The data is being harvested under the pretense of counter-terrorism operations by the agency, and includes records of international calls made by U.S. citizens. The program is a completely voluntary contractual arrangement, and was not prompted by a subpoena or court order.

“The C.I.A. protects the nation and upholds privacy rights of Americans by ensuring that its intelligence collection activities are focused on acquiring foreign intelligence and counterintelligence in accordance with U.S. laws,” said spokesman Dean Boyd, who would neither confirm nor deny the program.

“The C.I.A. is expressly forbidden from undertaking intelligence collection activities inside the United States ‘for the purpose of acquiring information concerning the domestic activities of U.S. persons,’ and the C.I.A. does not do so.”

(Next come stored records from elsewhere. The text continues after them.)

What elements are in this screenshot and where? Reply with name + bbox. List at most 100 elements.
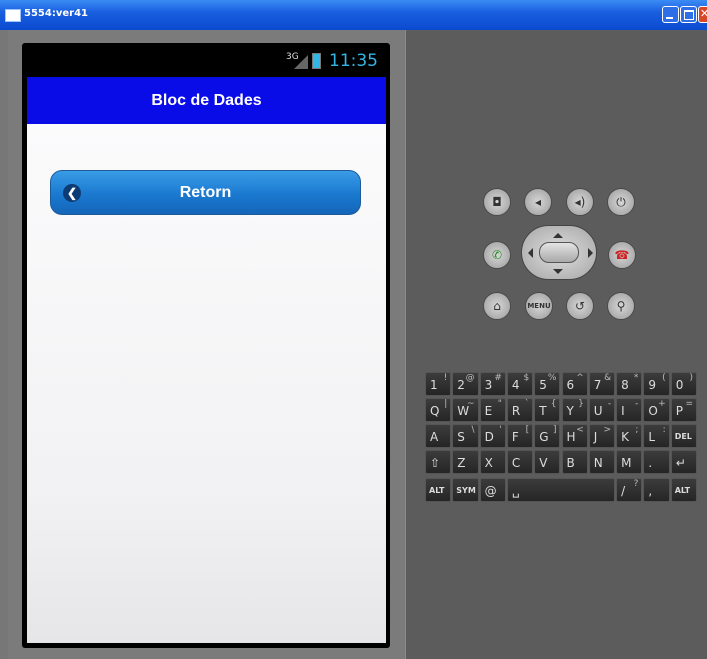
back-icon[interactable]: ↺ xyxy=(566,292,594,320)
key-shift-label: + xyxy=(658,399,666,409)
key-7[interactable]: 7 & xyxy=(588,372,616,396)
key-f[interactable]: F[ xyxy=(506,424,534,448)
key-e[interactable]: E " xyxy=(479,398,506,422)
key-h[interactable]: H < xyxy=(561,424,588,448)
key-shift-label: ` xyxy=(524,399,530,409)
dpad-right-icon[interactable] xyxy=(588,248,593,258)
key-label: A xyxy=(430,430,439,444)
key-label: X xyxy=(484,456,493,470)
menu-icon[interactable]: MENU xyxy=(525,292,553,320)
key-label: S xyxy=(457,430,465,444)
minimize-button[interactable] xyxy=(662,6,679,23)
key-label: 8 xyxy=(621,378,629,392)
key-label: M xyxy=(621,456,632,470)
key-label: ⇧ xyxy=(430,456,441,470)
camera-icon[interactable]: ◘ xyxy=(483,188,511,216)
controls-panel xyxy=(405,30,707,659)
volume-up-icon[interactable]: ◂) xyxy=(566,188,594,216)
key-4[interactable]: 4 $ xyxy=(506,372,534,396)
key-shift-label: ( xyxy=(662,373,666,383)
key-j[interactable]: J > xyxy=(588,424,616,448)
volume-down-icon[interactable]: ◂ xyxy=(524,188,552,216)
key-label: C xyxy=(511,456,521,470)
key-label: K xyxy=(621,430,629,444)
dpad-left-icon[interactable] xyxy=(528,248,533,258)
key-shift-label: ! xyxy=(443,373,448,383)
key-label: N xyxy=(593,456,603,470)
key-o[interactable]: O + xyxy=(643,398,670,422)
call-icon[interactable]: ✆ xyxy=(483,241,511,269)
key-a[interactable]: A xyxy=(425,424,452,448)
key-3[interactable]: 3 # xyxy=(479,372,506,396)
key-v[interactable]: V xyxy=(534,450,561,474)
key-p[interactable]: P = xyxy=(670,398,697,422)
key-t[interactable]: T{ xyxy=(534,398,561,422)
key-label: O xyxy=(648,404,658,418)
key-label: 5 xyxy=(539,378,547,392)
key-shift-label: { xyxy=(550,399,557,409)
dpad-up-icon[interactable] xyxy=(553,233,563,238)
key-shift-label: - xyxy=(607,399,612,409)
key-label: 0 xyxy=(675,378,684,392)
key-symbol[interactable]: /? xyxy=(616,478,643,502)
key-shift-label: [ xyxy=(525,425,530,435)
maximize-button[interactable] xyxy=(680,6,697,23)
key-r[interactable]: R ` xyxy=(506,398,534,422)
key-del[interactable]: DEL xyxy=(670,424,697,448)
key-alt[interactable]: ALT xyxy=(425,478,452,502)
key-s[interactable]: S \ xyxy=(452,424,479,448)
key-l[interactable]: L: xyxy=(643,424,670,448)
key-0[interactable]: 0) xyxy=(670,372,697,396)
close-button[interactable] xyxy=(698,6,707,23)
key-k[interactable]: K; xyxy=(616,424,643,448)
power-icon[interactable]: ⏻ xyxy=(607,188,635,216)
key-b[interactable]: B xyxy=(561,450,588,474)
key-u[interactable]: U- xyxy=(588,398,616,422)
search-icon[interactable]: ⚲ xyxy=(607,292,635,320)
back-button[interactable]: ❮ Retorn xyxy=(50,170,361,215)
key-symbol[interactable]: ␣ xyxy=(506,478,616,502)
signal-icon xyxy=(294,55,308,69)
key-sym[interactable]: SYM xyxy=(452,478,479,502)
key-x[interactable]: X xyxy=(479,450,506,474)
window-title: 5554:ver41 xyxy=(24,8,88,19)
key-9[interactable]: 9( xyxy=(643,372,670,396)
key-8[interactable]: 8 * xyxy=(616,372,643,396)
key-symbol[interactable]: ⇧ xyxy=(425,450,452,474)
key-q[interactable]: Q | xyxy=(425,398,452,422)
key-shift-label: \ xyxy=(471,425,475,435)
dpad-down-icon[interactable] xyxy=(553,269,563,274)
key-1[interactable]: 1! xyxy=(425,372,452,396)
key-symbol[interactable]: . xyxy=(643,450,670,474)
key-label: G xyxy=(539,430,549,444)
key-w[interactable]: W ~ xyxy=(452,398,479,422)
key-label: U xyxy=(593,404,603,418)
key-g[interactable]: G] xyxy=(534,424,561,448)
key-n[interactable]: N xyxy=(588,450,616,474)
key-label: 6 xyxy=(566,378,575,392)
key-shift-label: : xyxy=(662,425,666,435)
key-alt[interactable]: ALT xyxy=(670,478,697,502)
dpad-center-button[interactable] xyxy=(539,242,579,263)
key-2[interactable]: 2 @ xyxy=(452,372,479,396)
end-call-icon[interactable]: ☎ xyxy=(608,241,636,269)
key-5[interactable]: 5% xyxy=(534,372,561,396)
key-i[interactable]: I- xyxy=(616,398,643,422)
key-d[interactable]: D ' xyxy=(479,424,506,448)
home-icon[interactable]: ⌂ xyxy=(483,292,511,320)
key-shift-label: < xyxy=(576,425,584,435)
key-label: 2 xyxy=(457,378,465,392)
key-m[interactable]: M xyxy=(616,450,643,474)
key-y[interactable]: Y} xyxy=(561,398,588,422)
key-label: L xyxy=(648,430,656,444)
key-symbol[interactable]: , xyxy=(643,478,670,502)
key-z[interactable]: Z xyxy=(452,450,479,474)
key-c[interactable]: C xyxy=(506,450,534,474)
key-shift-label: " xyxy=(497,399,502,409)
key-symbol[interactable]: @ xyxy=(479,478,506,502)
key-6[interactable]: 6 ^ xyxy=(561,372,588,396)
key-symbol[interactable]: ↵ xyxy=(670,450,697,474)
key-label: 3 xyxy=(484,378,493,392)
window-titlebar: 5554:ver41 xyxy=(0,0,707,30)
key-label: V xyxy=(539,456,548,470)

The process involves the CIA supplying the phone numbers of international terrorism suspects so that AT&T can conduct searches its databases and produce call records intended to help the agency identify potential associates.

AT&T maintains that they do not provide the CIA with the identities or phone numbers of American citizens who place calls overseas, and that the arrangement does not violate any U.S. laws.

“We value our customers’ privacy and work hard to protect it by ensuring compliance with the law in all respects. We do not comment on questions concerning national security,” said AT&T spokesperson Mark Siegel.